Microbiology: Posaconazole has been shown in vitro and in clinical infections to be active against the following micro-organisms: Aspergillus species (A. fumigatus, A. flavus, A. terreus, A. nidulans, A. niger, A. ustus, A. ochraceus), Candida species (C. albicans, C. glabrata, C. krusei, C. parapsilosis), Cryptococcus neoformans, Coccidioides immitis, Fonsecaea pedrosoi, Histoplasma capsulatum, Pseudallescheria boydii and species of Alternaria, Exophiala, Fusarium, Ramichloridium, Rhizomucor, Mucor, and Rhizopus.
Posaconazole also exhibits in vitro activity against the following yeasts and moulds: Candida dubliniensis, C. famata, C. guilliermondii, C. lusitaniae, C. kefyr, C. rugosa, C. tropicalis, C. zeylanoides, C. inconspicua, C. lipolytica, C. norvegensis, C. pseudotropicalis, Cryptococcus laurentii, Kluyveromyces marxianus, Saccharomyces cerevisiae, Yarrowia lipolytica, species of Pichia, and Trichosporon, Aspergillus sydowii, Bjerkandera adusta, Blastomyces dermatitidis, Epidermophyton floccosum, Paracoccidioides brasiliensis, Scedosporium apiospermum, Sporothrix schenckii, Wangiella dermatitidis and species of Absidia, Apophysomyces, Bipolaris, Curvularia, Microsporum, Paecilomyces, Penicillium, and Trichophyton. However, the safety and effectiveness of posaconazole in treating clinical infections due to these microorganisms have not been established in clinical trials.
Posaconazole exhibits broad-spectrum antifungal activity against some yeasts and moulds not generally responsive to azoles, or resistant to other azoles: species of Candida (including C. albicans isolates resistant to fluconazole, voriconazole and itraconazole; C. krusei and C. glabrata which are inherently less susceptible to fluconazole; C. lusitaniae which is inherently less susceptible to amphotericin B).
Aspergillus (including isolates resistant to fluconazole, voriconazole, itraconazole and amphotericin B).
Organisms not previously regarded as being susceptible to azoles such as the zygomycetes (e.g. species of Absidia, Mucor, Rhizopus and Rhizomucor).
In vitro posaconazole exhibited fungicidal activity against species of: Aspergillus; dimorphic fungi (Blastomyces dermatitidis, Histoplasma capsulatum, Penicillium marneffei, Coccidioides immitis); some species of Candida.
In animal infection models posaconazole was active against a wide variety of fungal infections caused by moulds or yeasts. However, there was no consistent correlation between minimum inhibitory concentration and efficacy.

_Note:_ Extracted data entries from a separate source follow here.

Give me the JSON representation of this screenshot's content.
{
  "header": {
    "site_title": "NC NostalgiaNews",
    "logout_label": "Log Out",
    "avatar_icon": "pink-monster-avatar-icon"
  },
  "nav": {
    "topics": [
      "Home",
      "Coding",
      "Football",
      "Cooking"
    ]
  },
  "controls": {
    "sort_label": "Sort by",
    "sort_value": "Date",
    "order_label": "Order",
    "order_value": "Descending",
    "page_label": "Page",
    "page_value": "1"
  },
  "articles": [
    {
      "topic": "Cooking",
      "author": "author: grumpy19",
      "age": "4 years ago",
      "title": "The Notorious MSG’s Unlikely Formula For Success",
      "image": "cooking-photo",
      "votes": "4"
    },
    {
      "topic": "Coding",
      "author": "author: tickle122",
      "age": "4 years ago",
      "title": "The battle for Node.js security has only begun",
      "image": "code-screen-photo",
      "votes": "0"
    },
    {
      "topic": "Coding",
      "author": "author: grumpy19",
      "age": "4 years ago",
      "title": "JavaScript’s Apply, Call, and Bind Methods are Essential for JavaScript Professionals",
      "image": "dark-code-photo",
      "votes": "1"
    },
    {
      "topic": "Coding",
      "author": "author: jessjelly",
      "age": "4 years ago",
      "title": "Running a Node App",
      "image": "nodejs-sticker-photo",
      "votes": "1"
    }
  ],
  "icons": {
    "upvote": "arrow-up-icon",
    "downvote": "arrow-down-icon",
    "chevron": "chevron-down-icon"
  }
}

Specimens for fungal culture and other relevant laboratory studies (including histopathology) should be obtained prior to therapy to isolate and identify causative organism(s). Therapy may be instituted before the results of the cultures and other laboratory studies are known. However, once these results become available, antifungal therapy should be adjusted accordingly.
Drug Resistance: C. albicans strains resistant to posaconazole could not be generated in the laboratory; spontaneous laboratory Aspergillus fumigatus mutants exhibiting a decrease in susceptibility to posaconazole arose at a frequency of 1x10-8 to 1x10-9. Clinical isolates of Candida albicans and Aspergillus fumigatus exhibiting significant decreases in posaconazole susceptibility are rare. In those rare instances where decreased susceptibility was noted, there was no clear correlation between decreased susceptibility and clinical failure. Clinical success has been observed in patients infected with organisms resistant to other azoles; consistent with these observations posaconazole was active in vitro against many Aspergillus and Candida strains that developed resistance to other azoles and/or amphotericin B. Breakpoints for posaconazole have not been established for any fungi.
Antifungal medicinal product combinations: When combinations of posaconazole with either amphotericin B or caspofungin were tested in vitro and in vivo there was little or no antagonism and in some instances there was an additive effect. The clinical significance of these results is unknown.